The construction crew helped maintain the integrity and saved the trees and willows. In a few years the area will be revegetated and will look like they had little impact to the area. The last plan is to hydro seed the entire area, they are going to give back to nature what they took from building it.
So far, the facility has handled 2,000 out migrating juvenile salmon, all of which were wild in origin. The weir is an efficiency weir and it will not capture everything and some of the fish will go out the back side and continue their migration. Since they handled 2,000 out migrating salmon at a 30% efficiency rate, they are estimating a migration for this year to be 8,000-9,000 migrants leaving Pettit Lake and is something not seen in more than 10 years.
The captured fish will go through processing, which is done by Trahant and Croy, and who only tag 10% with pit tags and genetically mark the rest of them, overall they handle 30% of the fish at the weir.
When first pulling the smolts from the weir, Trahant and Croy check each fish to see if the anal fin is clipped, they keep the fish that have the fin intact and release the ones whose fin is clipped. The clip is small and is used for genetic sampling and to mark recaptures. The clip provides identification of who the fish’s parents were, when it entered the lake, what origin it is and which one from that is the male or female. Tardy said they want to maintain a hands off approach as much as possible while collecting research to make sure what they are doing is being adaptively managed in the right direction.
Overall, it’s knowing what parent grouping is most successful so they can adjust what goes into the lake. The recaptures give an efficient estimate on how well the weir is doing. “We want to continue building what we started, last year, we had 38 fish and we want to see an increase every year and an increase in the average overtime,” said Tardy.
A juvenile smolt fish being checked for fin clipping.
The weir is also a bi-purpose weir for adult sockeyes, it uses stainless steel boxes and during the fall season the boxes will be raised straight up out of the water for adult salmon trappings. There are groves on the structure where picket panels are placed in each bay, this allows the sockeye adult salmon that swim upstream to navigate their way across the picket panels to the head gate and into the adult trap box. The trap box is 6 feet deep with a pulley floor system and can hold up to 50 adult salmon. There will also be a cascading flow from the creek into the head box and trap box. Tardy said, “the box is an innovative design and is friendly for the fish and for us.”

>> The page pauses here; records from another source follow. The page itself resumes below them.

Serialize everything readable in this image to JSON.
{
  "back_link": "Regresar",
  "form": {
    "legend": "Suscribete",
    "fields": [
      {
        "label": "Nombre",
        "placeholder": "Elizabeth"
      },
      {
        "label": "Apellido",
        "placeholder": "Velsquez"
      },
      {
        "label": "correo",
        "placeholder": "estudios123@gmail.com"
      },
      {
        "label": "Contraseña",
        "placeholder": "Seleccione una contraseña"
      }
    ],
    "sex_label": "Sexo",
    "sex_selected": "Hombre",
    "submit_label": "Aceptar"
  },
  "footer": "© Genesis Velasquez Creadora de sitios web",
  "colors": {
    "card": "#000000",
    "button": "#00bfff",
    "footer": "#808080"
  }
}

The smolts that are captured and marked now, will be returning to Pettit Lake as adults in 2023. The out migration for sockeye salmon smolts in the spring lasts from mid-April to the beginning of June. The adult sockeyes are in the process of migrating back to Idaho now and once they return they spawn in October and early November. Tardy said at the end of the first week of November they go out and do red counts to estimate the success of the spawns from the lake. He also said the likely hood of an adult sockeye returning to the Pettit Lake is very high due to the fish’s otolith bone, which senses where it came from so it can return to the correct lake of origin. The otolith bone also tracks the different water chemistries along its journey and Tardy said they can track when it has turned into a smolt and how long it has been in the ocean.
Fort Hall representatives at the Pettit Lake Weir.
Tardy said the Pettit returning fish also have to go thru the Sawtooth hatchery. He said, “we have to make some improvements in that hatchery as we move forward, it does not do a good job at trapping the returning adult sockeye. It works great with chinook, but not sockeye.”